The travel industry is now facing a new challenge. The explosion of the Internet and mobile devices have given the traveller more power than ever before in their relationship with companies in our industry. The traveller is now looking for a more personalised experience and integrated services.
Lufthansa’s surcharge goes in the opposite direction. It will reduce transparency and make comparison harder for travellers. If travel agencies choose to accept this new distribution model, they will have to commit to new IT investments to implement new direct connections. The cost of those investments will ultimately be passed on to the traveller.

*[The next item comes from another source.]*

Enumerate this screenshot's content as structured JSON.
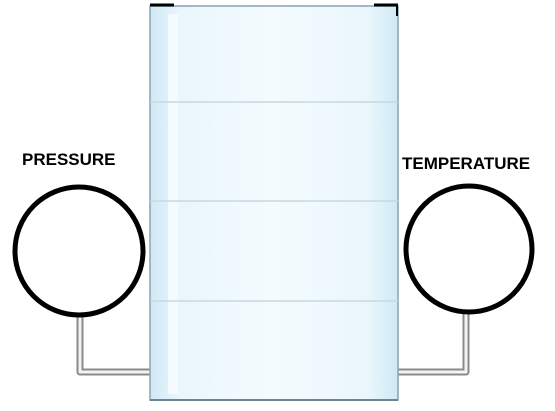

Even though we respect the decision by Lufthansa, and despite the fact that we share their concerns to improve customer service while, at the same time, increasing profitability, we believe the path they have chosen is not the right one to achieve this.
IATA estimates that airlines generate average income of seven dollars per passenger. Despite high occupation rates and the decrease in fuel prices, or the revenues generated by ancillary services, airlines have failed to find a way to increase that average income.
At Amadeus, we believe in a model that pursues generating higher revenues, putting the traveller at the centre of the travel industry ecosystem. In that model, the traveller has access to information in a fast, transparent and objective way, whatever channel he decides to use. This is guaranteed by the current distribution model.
But we also believe that, as an industry, we need to go a step further. Our vision is to connect all travel services providers to facilitate the interaction of all players in the travel value chain: what we call the travel ecosystem. For this to happen, we need to enrich the content we offer, and also to develop our IT solutions, to move towards a greater personalisation of services for the traveller.
Our studies show that, with this model, airlines would generate up to 130 billion euros, by providing more dynamic and personalised services. If that content is the same through all channels, we estimate that airlines could generate up to an extra 53 billion euros in income. And if, on top of that, we add the impact of innovations now being developed by technology providers, such as our global merchandising system, that would mean another 77 billion euros. In total, close to 250 billion euros.
Our vision is focused on generating revenue in a sustainable manner. We defend a sustainable distribution model in which all players, from the airline to the traveller, can benefit from the advantages of interacting in an intelligent, objective and transparent way.
Amadeus is a leading provider of advanced technology solutions for the global travel industry. Customer groups include travel providers (e.g. airlines, hotels, rail, ferry operators, and car rental companies etc.), travel sellers (travel agencies and websites), and travel buyers (corporations and travel management companies).
The Amadeus group employs around 13,000 people worldwide, across central sites in Madrid (corporate headquarters), Nice (development) and Erding (operations), as well as 71 local Amadeus Commercial Organisations globally. 
The group operates a transaction-based business model.  For the year ended December 31, 2014 the company reported revenues of €3,417.7 million and EBITDA of €1,306.0 million. 
Amadeus is listed on the Spanish Stock Exchange under the symbol "AMS.MC" and is a component of the IBEX 35 index.